L’agricoltura biologica, d’altro canto, è più efficiente dal punto di vista energetico perché non fa uso di sostanze di sintesi chimica, la cui produzione ha un impatto ambientale notevole. Tuttavia su alcuni tipi di colture l’impossibilità di usare prodotti chimici di sintesi impone pratiche relativamente impattanti (ad esempio sistemi di diserbo a fiamma).

Se proviamo a considerare gli effetti inquinanti dovuti all’uso di fertilizzanti vediamo che l’uso di letame nell’agricoltura biologica al posto di altri tipi di fertilizzanti di sintesi aumenta la quantità di composti azotati nel terreno, favorendo alcuni effetti indesiderati quali l’acidificazione del terreno e la crescita smodata di alghe negli specchi d’acqua se tali composti li raggiungono (eutrofizzazione), mentre come già detto i fertilizzanti di sintesi hanno un impatto più elevato in termini di anidride carbonica.

Fin qui, bio e non-bio se la giocano abbastanza a pari merito, con pro e contro da entrambe le parti, ma possiamo cercare di valutare quali di questi effetti sia più importante considerare per la salvaguardia dell’ambiente.  Parlando della produttività abbiamo visto che a parità di prodotto si dovrà coltivare un’area di terreno molto più ampia (anche doppia se parliamo di cereali) per il bio rispetto alle coltivazioni tradizionali.

La conversione di terreno naturale in terreno agricolo è la principale causa di deforestazione. Sebbene l’agricoltura sia responsabile di un quarto della produzione di gas serra, consuma solo il 2% dell’energia usata complessivamente dalle attività umane. È evidente che se si deve scegliere quale aspetto tutelare maggiormente per ridurre l’impatto sull’ambiente ci si dovrà concentrare sulla riduzione dell’uso di terreno piuttosto che sul risparmio energetico (già molto basso), per il quale il biologico risulta migliore dell’agricoltura tradizionale. 

Raccolta del mais per la produzione di insilato.

Raccolta del mais per la produzione di insilato. Foto di Gianluca Milanesi da Unsplash.

La soluzione è quindi ridurre al minimo l’uso di terreno e concentrarsi sull’agricoltura intensiva?

Manca da considerare un altro importante aspetto, quello della biodiversità. Se l’agricoltura tradizionale intensiva si basa su monocolture e diserbanti, l’agricoltura biologica cerca un approccio più integrato, volto a creare sinergie tra terreno e varie tipologie di colture, garantendo in generale una maggiore biodiversità nei terreni coltivati.

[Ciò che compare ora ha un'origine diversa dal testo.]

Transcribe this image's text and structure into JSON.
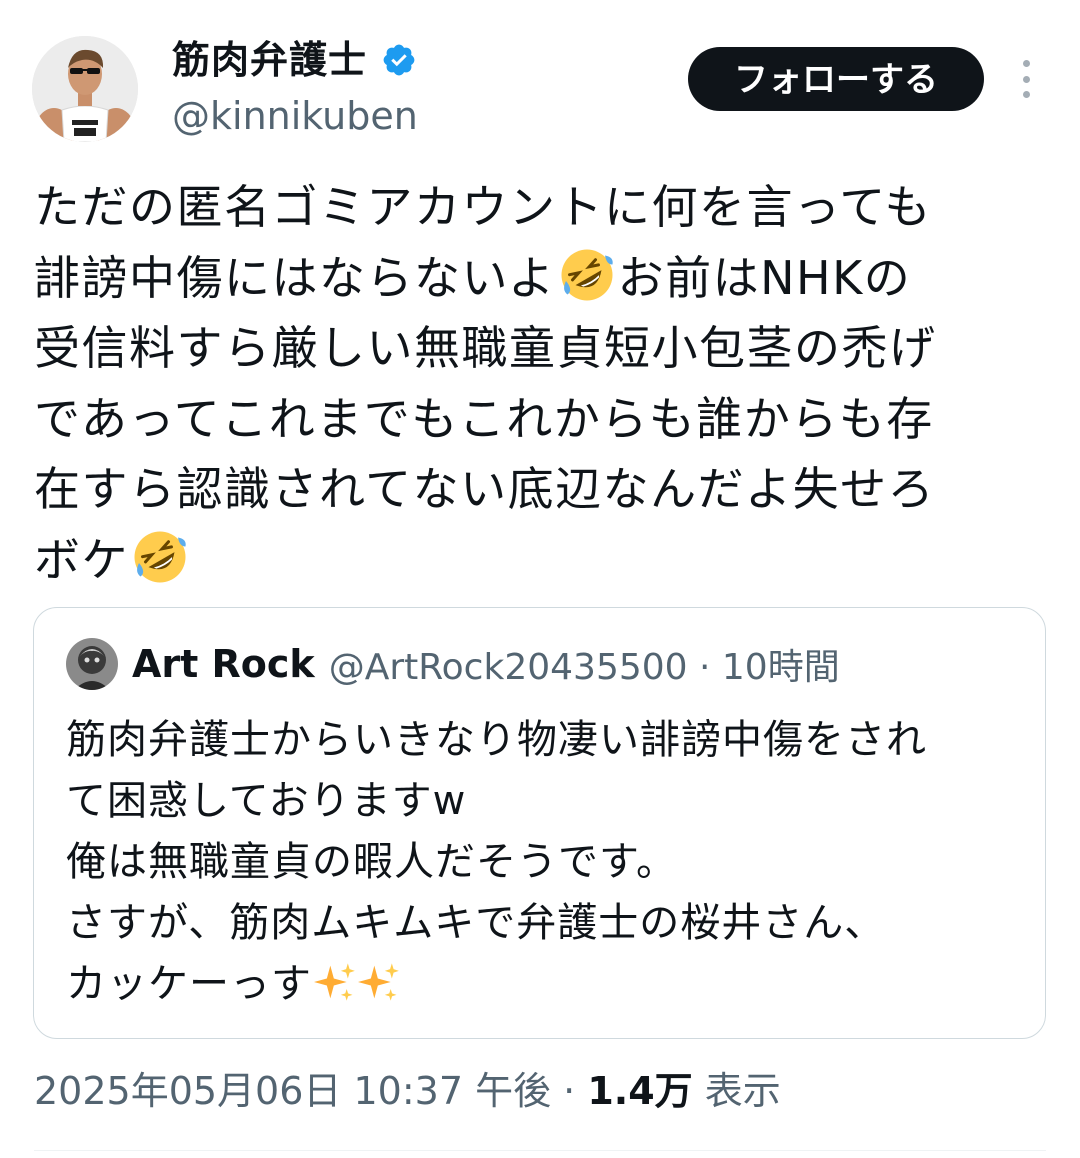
{
  "author": {
    "display_name": "筋肉弁護士",
    "handle": "@kinnikuben",
    "verified_icon": "verified-badge-icon",
    "verified_color": "#1d9bf0"
  },
  "follow_button": {
    "label": "フォローする"
  },
  "more_icon": "more-vertical-icon",
  "tweet": {
    "lines": [
      "ただの匿名ゴミアカウントに何を言っても",
      "誹謗中傷にはならないよ",
      "お前はNHKの",
      "受信料すら厳しい無職童貞短小包茎の禿げ",
      "であってこれまでもこれからも誰からも存",
      "在すら認識されてない底辺なんだよ失せろ",
      "ボケ"
    ],
    "emoji": "rolling-on-floor-laughing-emoji"
  },
  "quote": {
    "name": "Art Rock",
    "handle_time": "@ArtRock20435500 · 10時間",
    "lines": [
      "筋肉弁護士からいきなり物凄い誹謗中傷をされ",
      "て困惑しておりますw",
      "俺は無職童貞の暇人だそうです。",
      "さすが、筋肉ムキムキで弁護士の桜井さん、",
      "カッケーっす"
    ],
    "emoji": "sparkles-emoji"
  },
  "meta": {
    "timestamp": "2025年05月06日 10:37 午後 · ",
    "views_count": "1.4万",
    "views_label": "表示"
  },
  "colors": {
    "text_primary": "#0f1419",
    "text_secondary": "#536471",
    "border": "#cfd9de",
    "follow_bg": "#0f1419"
  }
}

Biodiversità che comunque è ampiamente inferiore rispetto a quella presente in un ambiente naturale, quindi va comunque considerato il fatto che le coltivazioni bio impieghino molta più superficie coltivabile a parità di prodotto, e se dovessimo scegliere sarebbe a questo punto meglio favorire un’agricoltura intensiva a patto di lasciare alla natura il terreno non impiegato per le coltivazioni.

Qui la situazione diventa estremamente complessa, e non è facile stimare quale sia l’approccio giusto: di sicuro il biologico non è la soluzione ai problemi ambientali e la percezione comune in merito alla sua sostenibilità ambientale non è sostenuta da evidenze scientifiche.

Ma c’è un elefante nella stanza, di cui non abbiamo parlato e che viene raramente tirato in ballo nelle discussioni sul bio: le nostre scelte alimentari. Molto più che come viene prodotto un alimento, quello che fa la differenza sull’impatto ambientale è proprio la scelta di quali alimenti consumare, ovvero il cosa: parliamo di differenze di diversi ordini di grandezza tra alimenti diversi, che spostano completamente la discussione di sostenibilità ambientale dal concetto di bio/non bio e che alla luce di queste considerazioni appare del tutto insignificante. Ne parleremo in un altro articolo.

Fonti

Our World in Data – Is organic really better for the environment than conventional agriculture?

Gabriel, D., Sait, S. M., Kunin, W. E., & Benton, T. G. (2013). Food production vs. biodiversity: comparing organic and conventional agriculture. Journal of Applied Ecology50(2), 355-364.

Bos, J. F., de Haan, J., Sukkel, W., & Schils, R. L. (2014). Energy use and greenhouse gas emissions in organic and conventional farming systems in the Netherlands. NJAS-Wageningen Journal of Life Sciences68, 61-70.